Da centelha que esmaece
o crepitar que mantém acesa
a pele nutriente.
O mosto aviva-se
na pessoa da noite,
os sonhos não têm propriedade;
são rebeldes
têm vida própria
e nós,
o seu acaso,
deixamo-nos ser
seus peões.
Entardece
o olhar do dia
a pele ganha as rugas
seladas pelo crepúsculo.
O pai conta historietas ao filho
espera que o trate infantilmente
agora que é infante;
o pai espera
quando for avó
e a decadência tomar conta
do calendário
ter a deferência do tratamento
infantil:
dizem
que às cinzas somos devolvidos.
O entardecer
é a longa véspera
da noite em que se investe
a decadência.
Entre manhã e noite
(a noite que não acaba na manhã renovada)
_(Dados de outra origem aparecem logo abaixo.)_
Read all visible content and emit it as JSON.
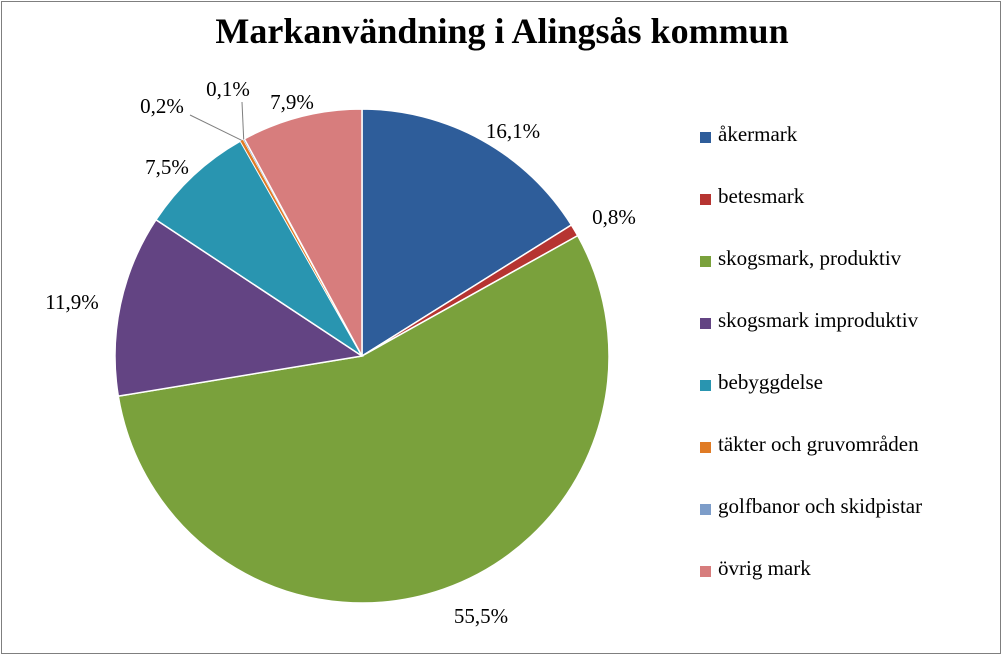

a longa estrada que se atravessa
com os nomes tatuados
os lugares em inventário
as bocas suadas com o silêncio
a promessa de completude
(possível).
Tirando
os tiranetes fracassados
não se tange esta terra pelo tratado
da tirania.
Tirando
os truculentos tribunos
que tributam com o troar da sua tábua
os que se destronam da sua tutela
não se timoneira esta terra
pelo túmulo troçado.
Tirando
os tergiversantes que titubeiam e titubeiam
não se tarda esta terra
em testas-de-ferro.
Tirando
os tirocínios que tabelam a tabuada do tempo
não tende esta terra
para catecúmenos de meia-tigela.
Ontem
roubei do cofre
as farsas que hão de ser
amanhã.
E hoje
sei um pouco mais
do tanto que não gostei de ser
enquanto embaixador
do tempo por haver.
Amanhã
se ainda for a tempo
serei o mecenas das juras
e do passo estreito em que se adiam
para memória futura
as mentiras desembainhadas
ontem.
De ginjeira
– conheço-te de ginjeira,
advertiu com higiénica distância,
sem saber sequer
onde morava
a ginjeira.
O eco do luar
sem as arestas
do olhar freado
combina o bramido
do verbo crepuscular.
Não são as matilhas
errantes no conduto da noite
autoras dos males sendeiros:
são os pés dos meãos
transbordando do seu vagar
agigantados
farsas que se entranham
nas veias açambarcadas
viperinas desde então.
Como se o hálito do coiote amanhecesse
por dentro dos ossos
e até o nevoeiro enraizado se calasse
ao pressentir a trovoada que se hasteia,
a suspensão do dia adiada até data conveniente.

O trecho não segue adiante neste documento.